Vorliegend ist ferner davon auszugehen, dass der Kläger ohne vorherigen Alkoholgenuss allgemein vorsichtiger gefahren wäre und den Unfall dann vermieden hätte. Insofern ist ohne Bedeutung, ob jeder alkoholisierte Fahrer grundsätzlich dazu neigt, schneller zu fahren oder ob alkoholisierte Fahrer eher dazu neigen, besonders langsam zu fahren. Tatsächlich hat der Kläger sein Fahrzeug im Zustand absoluter Fahruntüchtigkeit enthemmt bewegt, ohne dass ernsthaft in Betracht kommt, dies stehe mit dem Alkoholgenuss nicht in Zusammenhang (vgl. auch OLG Düsseldorf, NJW-RR 2001, 101, 103).
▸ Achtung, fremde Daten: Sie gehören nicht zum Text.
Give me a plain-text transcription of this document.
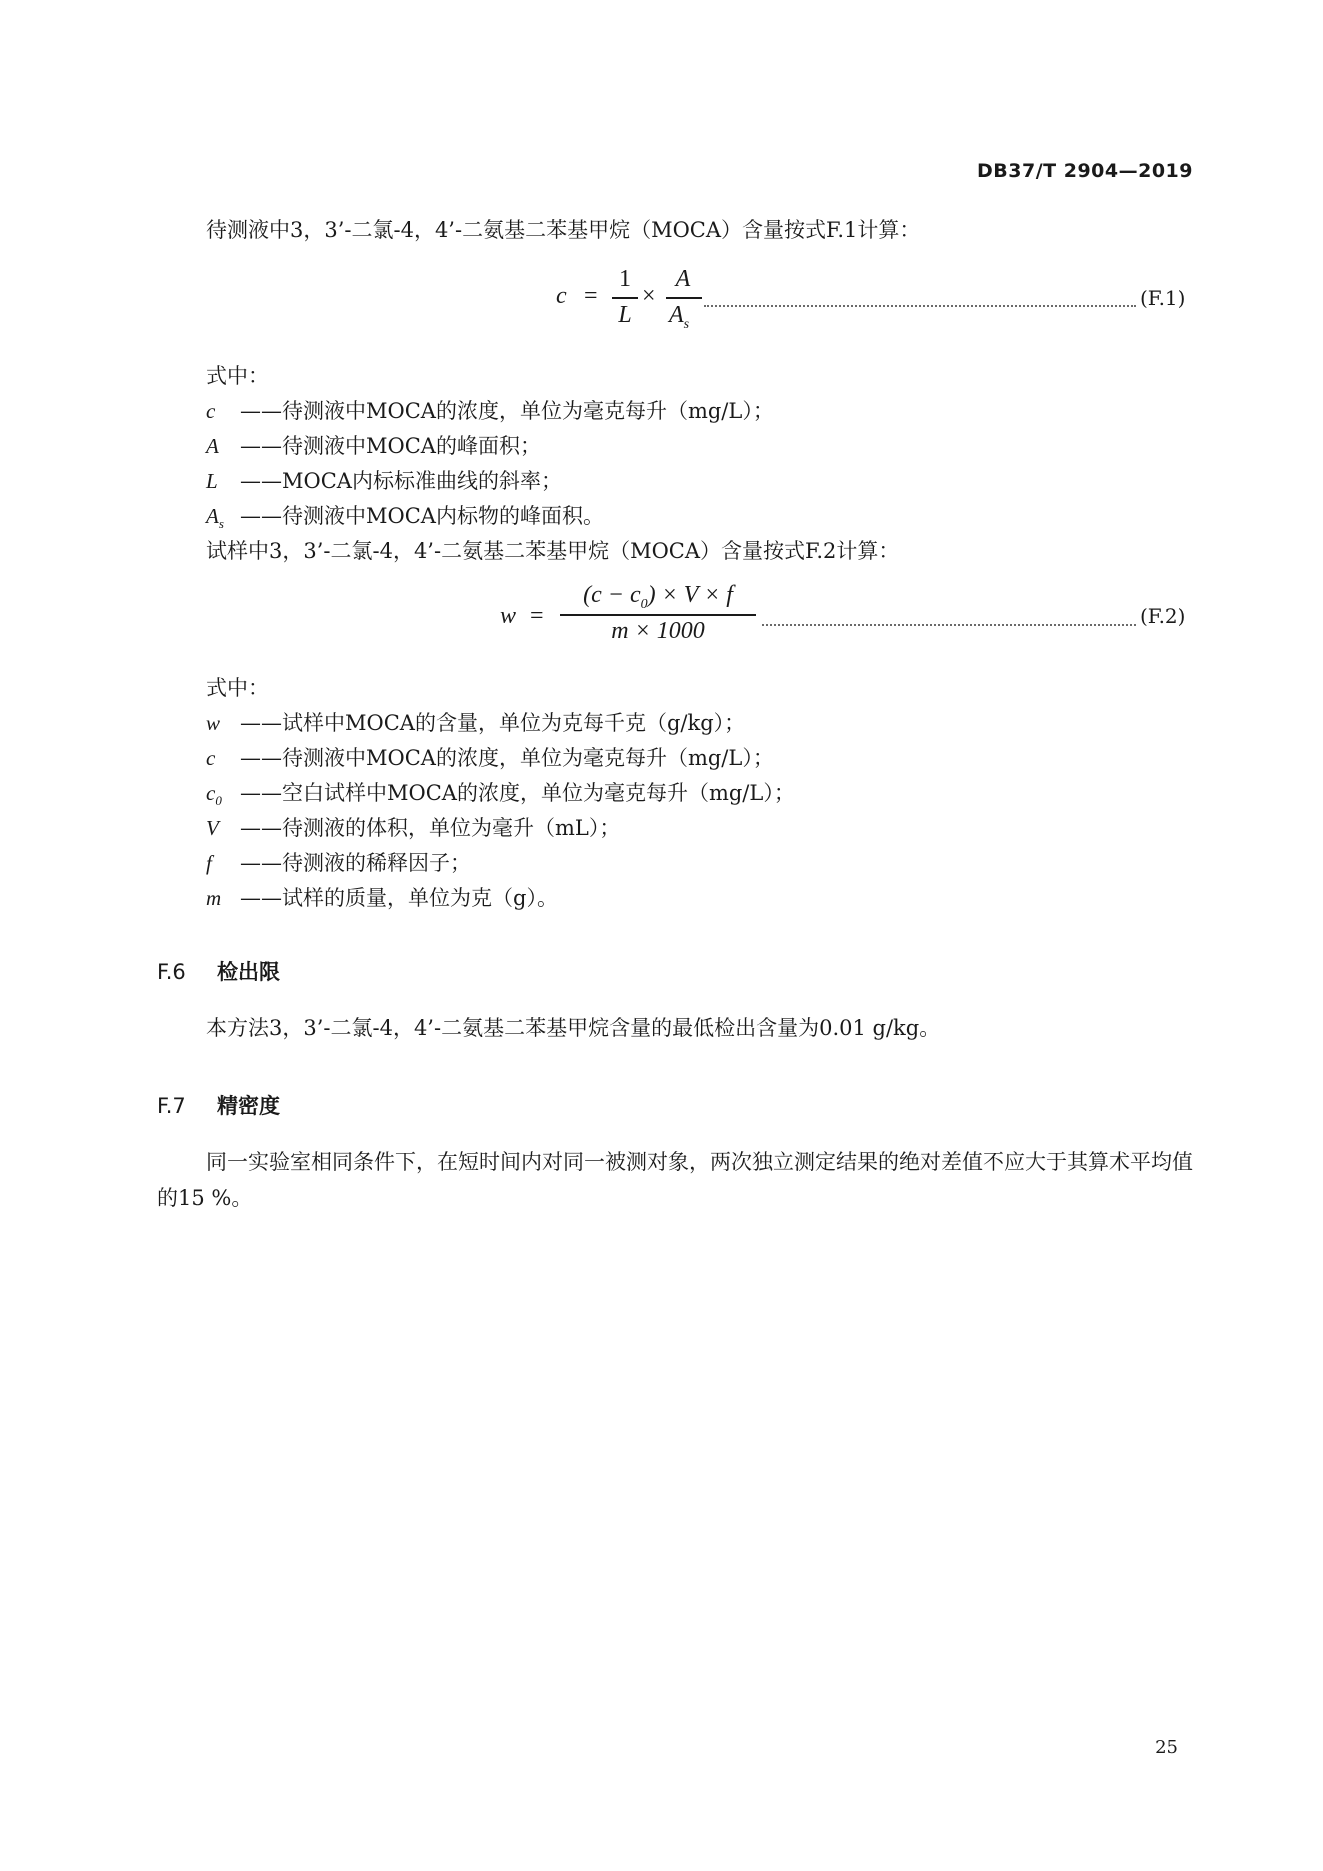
DB37/T 2904—2019
待测液中3，3’-二氯-4，4’-二氨基二苯基甲烷（MOCA）含量按式F.1计算：
c =
1
L
×
A
$A_s$
(F.1)
式中：
c ——待测液中MOCA的浓度，单位为毫克每升（mg/L）；
A ——待测液中MOCA的峰面积；
L ——MOCA内标标准曲线的斜率；
$A_s$ ——待测液中MOCA内标物的峰面积。
试样中3，3’-二氯-4，4’-二氨基二苯基甲烷（MOCA）含量按式F.2计算：
w =
$(c - c_0) \times V \times f$
m × 1000
(F.2)
式中：
w ——试样中MOCA的含量，单位为克每千克（g/kg）；
c ——待测液中MOCA的浓度，单位为毫克每升（mg/L）；
$c_0$ ——空白试样中MOCA的浓度，单位为毫克每升（mg/L）；
V ——待测液的体积，单位为毫升（mL）；
f ——待测液的稀释因子；
m ——试样的质量，单位为克（g）。
F.6 检出限
本方法3，3’-二氯-4，4’-二氨基二苯基甲烷含量的最低检出含量为0.01 g/kg。
F.7 精密度
同一实验室相同条件下，在短时间内对同一被测对象，两次独立测定结果的绝对差值不应大于其算术平均值的15 %。
25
Immerhin hat er selbst dargelegt, von der Lenkbewegung des Zeugen G. derart aus der Fassung gebracht worden zu sein, dass er nur ein ruckartiges Ausweichen nach links als Ausweg gesehen habe. Hätte der Kläger aber beim Überholvorgang entsprechend § 5 StVO auch auf den vor ihm fahrenden, zu überholenden PKW des Zeugen G. geachtet, und die nicht fernliegende Möglichkeit in Betracht gezogen, dass auch dieser in der Kolonne ein Überholmanöver beabsichtigen könnte, wäre die von ihm geschilderte Überraschungssituation nicht eingetreten.
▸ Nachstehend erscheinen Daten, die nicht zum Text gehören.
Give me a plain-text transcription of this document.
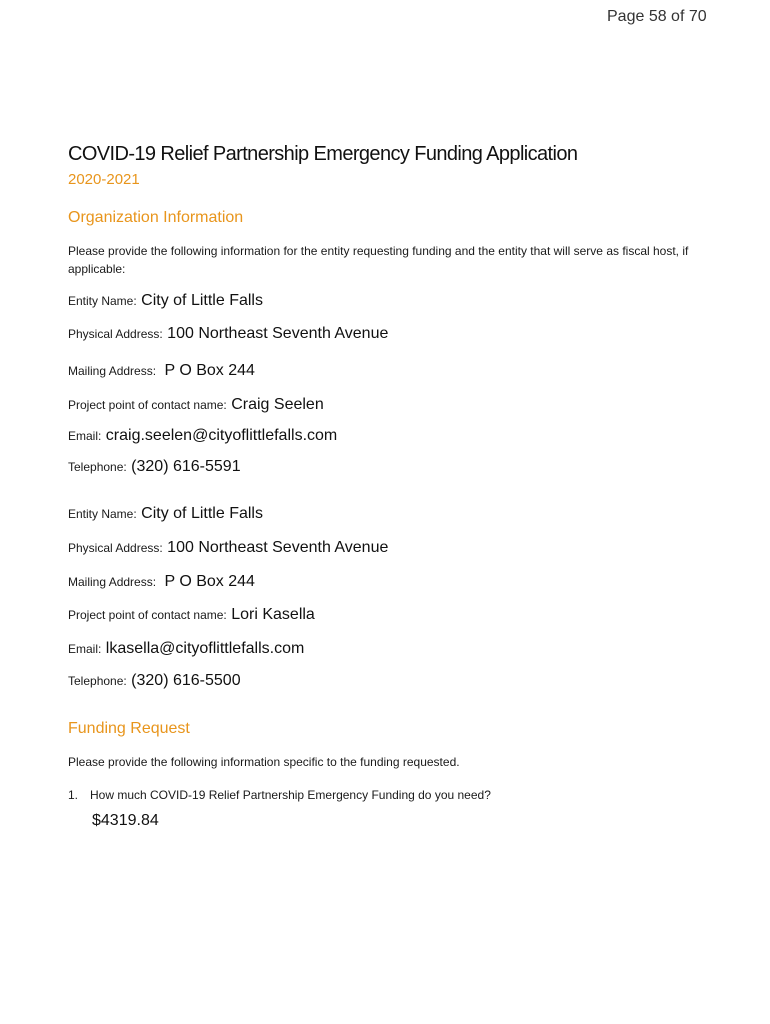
Page 58 of 70
COVID-19 Relief Partnership Emergency Funding Application
2020-2021
Organization Information
Please provide the following information for the entity requesting funding and the entity that will serve as fiscal host, if applicable:
Entity Name: City of Little Falls
Physical Address: 100 Northeast Seventh Avenue
Mailing Address: P O Box 244
Project point of contact name: Craig Seelen
Email: craig.seelen@cityoflittlefalls.com
Telephone: (320) 616-5591
Entity Name: City of Little Falls
Physical Address: 100 Northeast Seventh Avenue
Mailing Address: P O Box 244
Project point of contact name: Lori Kasella
Email: lkasella@cityoflittlefalls.com
Telephone: (320) 616-5500
Funding Request
Please provide the following information specific to the funding requested.
1. How much COVID-19 Relief Partnership Emergency Funding do you need?
$4319.84
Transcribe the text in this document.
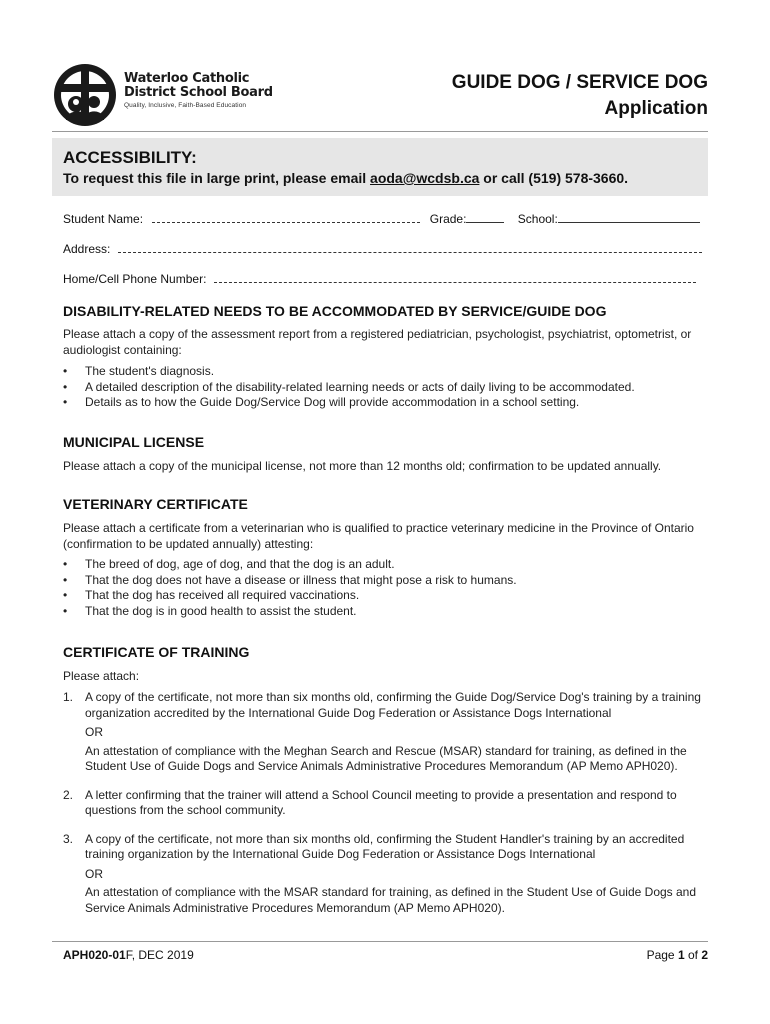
Waterloo Catholic
District School Board
Quality, Inclusive, Faith-Based Education
GUIDE DOG / SERVICE DOG
Application
ACCESSIBILITY:
To request this file in large print, please email aoda@wcdsb.ca or call (519) 578-3660.
Student Name:	Grade:	School:
Address:
Home/Cell Phone Number:
DISABILITY-RELATED NEEDS TO BE ACCOMMODATED BY SERVICE/GUIDE DOG
Please attach a copy of the assessment report from a registered pediatrician, psychologist, psychiatrist, optometrist, or audiologist containing:
• The student's diagnosis.
• A detailed description of the disability-related learning needs or acts of daily living to be accommodated.
• Details as to how the Guide Dog/Service Dog will provide accommodation in a school setting.
MUNICIPAL LICENSE
Please attach a copy of the municipal license, not more than 12 months old; confirmation to be updated annually.
VETERINARY CERTIFICATE
Please attach a certificate from a veterinarian who is qualified to practice veterinary medicine in the Province of Ontario (confirmation to be updated annually) attesting:
• The breed of dog, age of dog, and that the dog is an adult.
• That the dog does not have a disease or illness that might pose a risk to humans.
• That the dog has received all required vaccinations.
• That the dog is in good health to assist the student.
CERTIFICATE OF TRAINING
Please attach:
1. A copy of the certificate, not more than six months old, confirming the Guide Dog/Service Dog's training by a training organization accredited by the International Guide Dog Federation or Assistance Dogs International
OR
An attestation of compliance with the Meghan Search and Rescue (MSAR) standard for training, as defined in the Student Use of Guide Dogs and Service Animals Administrative Procedures Memorandum (AP Memo APH020).
2. A letter confirming that the trainer will attend a School Council meeting to provide a presentation and respond to questions from the school community.
3. A copy of the certificate, not more than six months old, confirming the Student Handler's training by an accredited training organization by the International Guide Dog Federation or Assistance Dogs International
OR
An attestation of compliance with the MSAR standard for training, as defined in the Student Use of Guide Dogs and Service Animals Administrative Procedures Memorandum (AP Memo APH020).
APH020-01F, DEC 2019	Page 1 of 2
Schließlich ist zu bedenken, dass die konkrete Situation auch für einen nicht alkoholisierten Fahrer bereits erhöhte Anforderungen an sein Fahrverhalten stellte. Das Überholen stellt nach der StVO ein gefährliches Fahrverhalten dar, was sich aus den umfangreichen Hinweisen des § 5 StVO ergibt. Der Fahrer hat demnach auf nachfolgenden, vorausfahrenden und Gegenverkehr zu achten, so dass an sein Reaktionsvermögen erhöhte Anforderungen zu stellen sind. Im übrigen sei bemerkt, dass die offensichtlich anzunehmende starke Lenkbewegung eine typische Reaktion für einen betrunkenen Autofahrer darstellt. Ein nüchterner Autofahrer ist grundsätzlich in der Lage, besonnener zu reagieren. Nochmals: Dass der Unfall auch einem nüchternen Autofahrer hätte geschehen können, ist unerheblich. Entscheidend ist, ob ein nüchterner Autofahrer die Situation besser hätte meistern können. Hiervon ist entsprechend den obigen Ausführungen aber auszugehen, so dass die Beklagte von der Verpflichtung zur Versicherungsleistung frei geworden ist.

Sonstige Gründe, welche der Klage zum Erfolg verhelfen könnten, sind nicht ersichtlich, so dass das angefochtene Urteil abzuändern und die Klage abzuweisen ist.

Die Kostenentscheidung beruht auf § 91 Abs. 1 ZPO; die Entscheidung über die vorläufige Vollstreckbarkeit folgt aus §§ 708 Nr. 10, 713 ZPO.

Die Wertfestsetzung ergibt sich aus §§ 2, 3 ZPO, 26 Nr. 8 EGZPO; Gründe für die Zulassung der Revision liegen nicht vor.